Related: Michiko Kakutani, influential New York Times book critic, steps down
The deadline to submit buyout applications was July 20. Around 100 employees are expected to leave the newsroom once the process is complete.
A Times spokesperson declined to comment.
The buyout program was officially announced in late-May by executive editor Dean Baquet and managing editor Joe Kahn, who told staffers in a memo that what they knew as the copy desk "will no longer exist."
The buyout, Baquet and Kahn said, was "primarily designed to streamline our multi-layered editing and production system and reduce the number of editors at The Times."
Since then, more than 100 copy editors have had their jobs eliminated. 64 of them were offered new positions, according to the NewsGuild of New York, a union that represents many Times employees.
At the time of last week's deadline, the NewsGuild said that 81 total buyout applications had been submitted -- a group that included more than 30 staff editors and more than a dozen senior editors. Seventy-six of those applications came from NewsGuild members.
Although cutbacks had been anticipated for months, many Times journalists are bristling at the changes to the copy desk. Newspaper staffers staged a walkout last month in solidarity with the embattled copy editors. And members of the copy desk sent a strongly worded letter to Baquet and Kahn objecting to the cuts.

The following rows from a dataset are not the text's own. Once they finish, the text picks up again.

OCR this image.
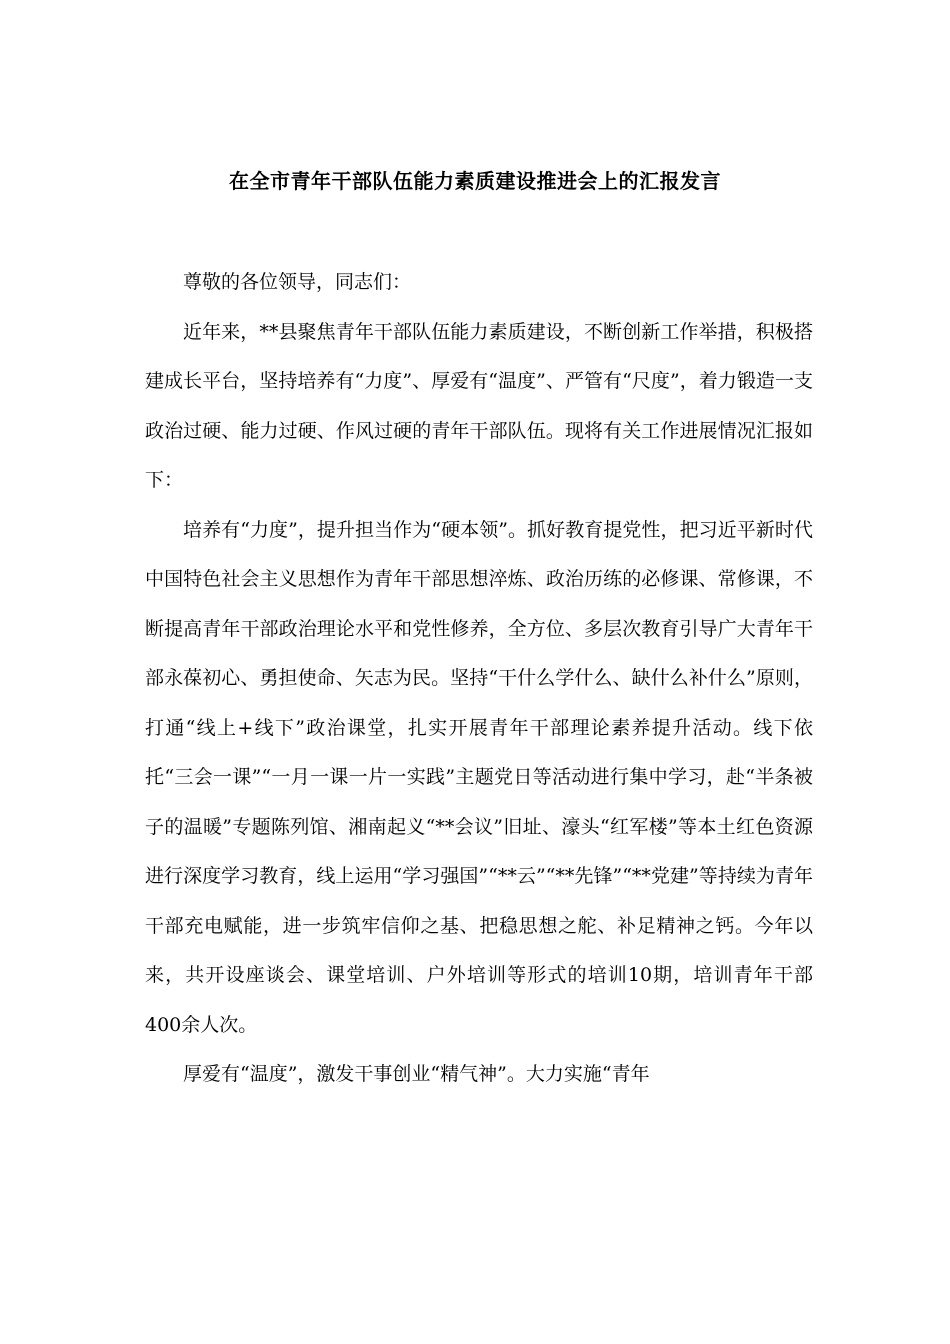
在全市青年干部队伍能力素质建设推进会上的汇报发言

尊敬的各位领导，同志们：

近年来，**县聚焦青年干部队伍能力素质建设，不断创新工作举措，积极搭建成长平台，坚持培养有“力度”、厚爱有“温度”、严管有“尺度”，着力锻造一支政治过硬、能力过硬、作风过硬的青年干部队伍。现将有关工作进展情况汇报如下：

培养有“力度”，提升担当作为“硬本领”。抓好教育提党性，把习近平新时代中国特色社会主义思想作为青年干部思想淬炼、政治历练的必修课、常修课，不断提高青年干部政治理论水平和党性修养，全方位、多层次教育引导广大青年干部永葆初心、勇担使命、矢志为民。坚持“干什么学什么、缺什么补什么”原则，打通“线上+线下”政治课堂，扎实开展青年干部理论素养提升活动。线下依托“三会一课”“一月一课一片一实践”主题党日等活动进行集中学习，赴“半条被子的温暖”专题陈列馆、湘南起义“**会议”旧址、濠头“红军楼”等本土红色资源进行深度学习教育，线上运用“学习强国”“**云”“**先锋”“**党建”等持续为青年干部充电赋能，进一步筑牢信仰之基、把稳思想之舵、补足精神之钙。今年以来，共开设座谈会、课堂培训、户外培训等形式的培训10期，培训青年干部400余人次。

厚爱有“温度”，激发干事创业“精气神”。大力实施“青年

Compounding the stress, staffers have also had to adjust to dramatic changes under the new editing system. One Times reporter who's been at the paper for a few years said that morale is "probably the worst I've seen it here," with employees "frustrated and really concerned about this new system."
"Editors are already pretty taxed, and this will make things way worse," the reporter said.
It hasn't been entirely grim for the paper, however. The Times said in its second quarter earnings report on Thursday that it had eclipsed two million "digital-only news subscriptions," and that total advertising revenue grew for the first time since 2014.
Grant Glickson, the president of the NewsGuild, said he's hopeful those encouraging numbers bring an end to the cuts.
"There's really no reason to lay off members when they're doing so well," Glickson said. "They haven't done this well in years."